Penny Way

Personal information
- Born: 3 April 1962 (age 62) Bristol, England
- Children: Emma Wilson

Sport
- Sport: Windsurfing

Achievements and titles
- Olympic finals: 1992, 1996
- World finals: 1986, 1990, 1991

= Penny Way =

British windsurfer (born 1962)

Helen E. "Penny" Wilson ( Way; born 3 April 1962) is a British former windsurfer, who won multiple Windsurfing World Championships events. She competed at the 1992 Summer Olympics coming 6th and the 1996 Summer Olympics coming 7th.

==Career==
Way's first competitive sailing event was in 1976 in Pagham, West Sussex. In total, she won 14 national championships in the United Kingdom and Australia, and was a European champion.

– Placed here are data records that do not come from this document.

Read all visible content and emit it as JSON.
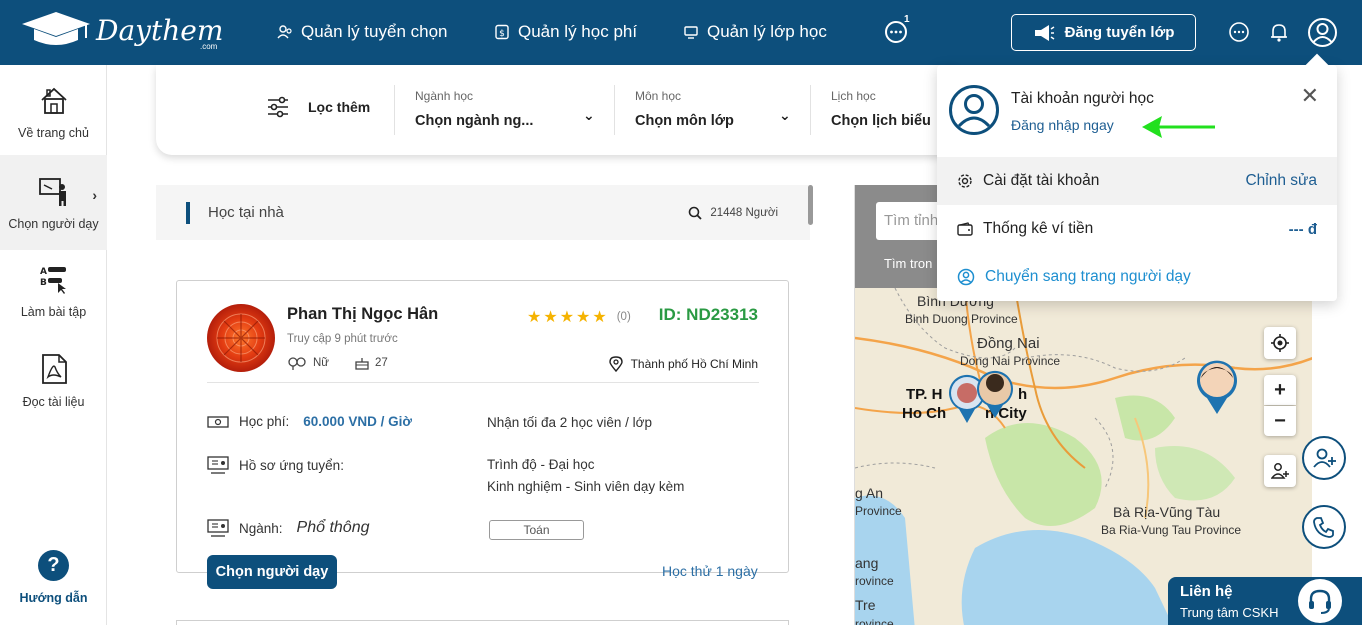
{
  "brand": {
    "name": "Daythem",
    "suffix": ".com"
  },
  "nav": {
    "items": [
      "Quản lý tuyển chọn",
      "Quản lý học phí",
      "Quản lý lớp học"
    ],
    "chat_badge": "1",
    "post_button": "Đăng tuyển lớp"
  },
  "sidebar": {
    "items": [
      "Về trang chủ",
      "Chọn người dạy",
      "Làm bài tập",
      "Đọc tài liệu"
    ],
    "guide": "Hướng dẫn",
    "guide_icon": "?"
  },
  "filter": {
    "label": "Lọc thêm",
    "groups": [
      {
        "label": "Ngành học",
        "value": "Chọn ngành ng..."
      },
      {
        "label": "Môn học",
        "value": "Chọn môn lớp"
      },
      {
        "label": "Lịch học",
        "value": "Chọn lịch biểu"
      }
    ]
  },
  "search": {
    "title": "Học tại nhà",
    "count": "21448 Người"
  },
  "tutor": {
    "name": "Phan Thị Ngọc Hân",
    "last_access": "Truy cập 9 phút trước",
    "gender": "Nữ",
    "age": "27",
    "rating": 5,
    "rating_count": "(0)",
    "id": "ID: ND23313",
    "city": "Thành phố Hồ Chí Minh",
    "fee_label": "Học phí:",
    "fee": "60.000 VND / Giờ",
    "capacity": "Nhận tối đa 2 học viên / lớp",
    "profile_label": "Hồ sơ ứng tuyển:",
    "level": "Trình độ - Đại học",
    "experience": "Kinh nghiệm - Sinh viên dạy kèm",
    "major_label": "Ngành:",
    "major": "Phổ thông",
    "subject": "Toán",
    "choose_button": "Chọn người dạy",
    "trial": "Học thử 1 ngày"
  },
  "map": {
    "search_placeholder": "Tìm tỉnh",
    "hint": "Tìm tron",
    "labels": [
      "Bình Dương",
      "Binh Duong Province",
      "Đồng Nai",
      "Dong Nai Province",
      "TP. H",
      "h",
      "Ho Ch",
      "n City",
      "g An",
      "Province",
      "Bà Rịa-Vũng Tàu",
      "Ba Ria-Vung Tau Province",
      "ang",
      "rovince",
      "Tre",
      "rovince"
    ],
    "zoom_in": "+",
    "zoom_out": "−"
  },
  "contact": {
    "title": "Liên hệ",
    "subtitle": "Trung tâm CSKH"
  },
  "account": {
    "title": "Tài khoản người học",
    "login": "Đăng nhập ngay",
    "close": "✕",
    "settings": "Cài đặt tài khoản",
    "edit": "Chỉnh sửa",
    "wallet": "Thống kê ví tiền",
    "wallet_value": "--- đ",
    "switch": "Chuyển sang trang người dạy"
  },
  "colors": {
    "primary": "#0d4f7c",
    "accent_green": "#2a9a43",
    "link": "#1e5e92",
    "star": "#f5b301"
  }
}
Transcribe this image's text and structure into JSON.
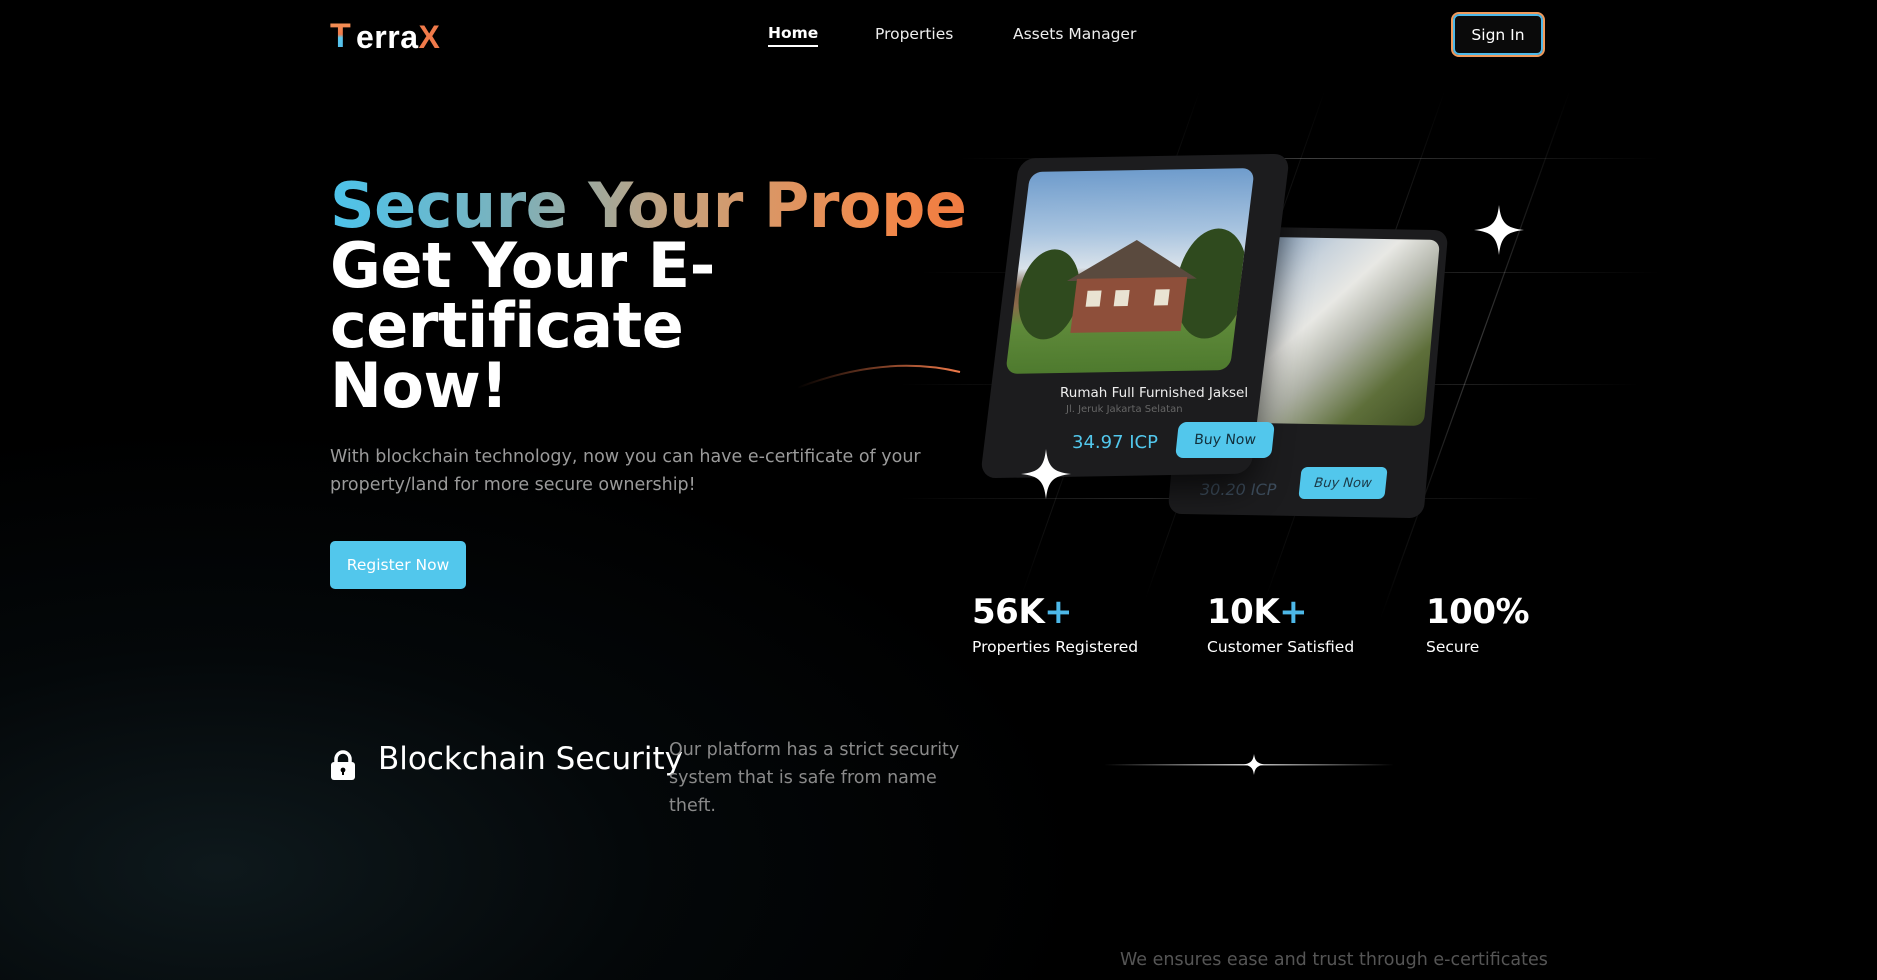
{
  "nav": {
    "logo": {
      "t": "T",
      "rest": "erra",
      "x": "X"
    },
    "links": [
      {
        "label": "Home",
        "active": true
      },
      {
        "label": "Properties",
        "active": false
      },
      {
        "label": "Assets Manager",
        "active": false
      }
    ],
    "sign_in": "Sign In"
  },
  "hero": {
    "line1": "Secure Your Property,",
    "line2": "Get Your E-certificate",
    "line3": "Now!",
    "description": "With blockchain technology, now you can have e-certificate of your property/land for more secure ownership!",
    "register": "Register Now"
  },
  "cards": {
    "front": {
      "title": "Rumah Full Furnished Jaksel",
      "address": "Jl. Jeruk Jakarta Selatan",
      "price": "34.97 ICP",
      "buy": "Buy Now"
    },
    "back": {
      "price": "30.20 ICP",
      "buy": "Buy Now"
    }
  },
  "stats": [
    {
      "value": "56K",
      "suffix": "+",
      "label": "Properties Registered"
    },
    {
      "value": "10K",
      "suffix": "+",
      "label": "Customer Satisfied"
    },
    {
      "value": "100%",
      "suffix": "",
      "label": "Secure"
    }
  ],
  "feature": {
    "icon": "lock-icon",
    "title": "Blockchain Security",
    "description": "Our platform has a strict security system that is safe from name theft."
  },
  "bottom_text": "We ensures ease and trust through e-certificates",
  "colors": {
    "accent_blue": "#52c7ec",
    "accent_orange": "#f07a4a",
    "background": "#000000"
  }
}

In 1982, Way competed in and won the British men's qualification event for the 1984 Summer Olympics. She was unable to qualify for the Olympics as the Games only held men's windsurfing at the time. She won the 1984 European Windsurfing Championships in Guernsey. Way won the 1986 Windsurfing World Championships, becoming the first English woman to do so. She attended the 1988 Summer Olympics as a spectator. In the 1990 season, she only lost one event, and won the World Championships again. She won five of the six races at the World Championships. In 1991, she won her third World Championships, and also came sixth at an event in Singapore despite suffering from flu whilst travelling to the event.

Way competed at the 1992 Summer Olympics, the first time that women's windsurfing had been an event at the Games. She was selected for the Olympics without needing to attend the British qualification event, and was considered a medal contender. At the Games, she finished 6th. Way won the British qualification event for the 1996 Summer Olympics. The event was finished after 10 of the scheduled 12 races as Way had won the event with two races to spare. At the Games, she finished 7th. Way retired from windsurfing in 1996.

==Personal life==
Way was born in Bristol, England; her birth name was Helen Way, but her brother called her Henny-Penny. She grew up in Cornwall, later lived in Nottingham, and now lives in Christchurch, Dorset, where a road is named after her. She married Rob Andrews, a Royal Yachting Association coach. She later competed at the 1996 Summer Olympics under the surname Wilson.

Way's daughter Emma Wilson is a sailor who won a bronze medal in the RS:X event at the 2020 Summer Olympics in Tokyo, Japan, and won another bronze medal in the IQFoil event at the 2024 Olympics. Her son Dan is also a sailor.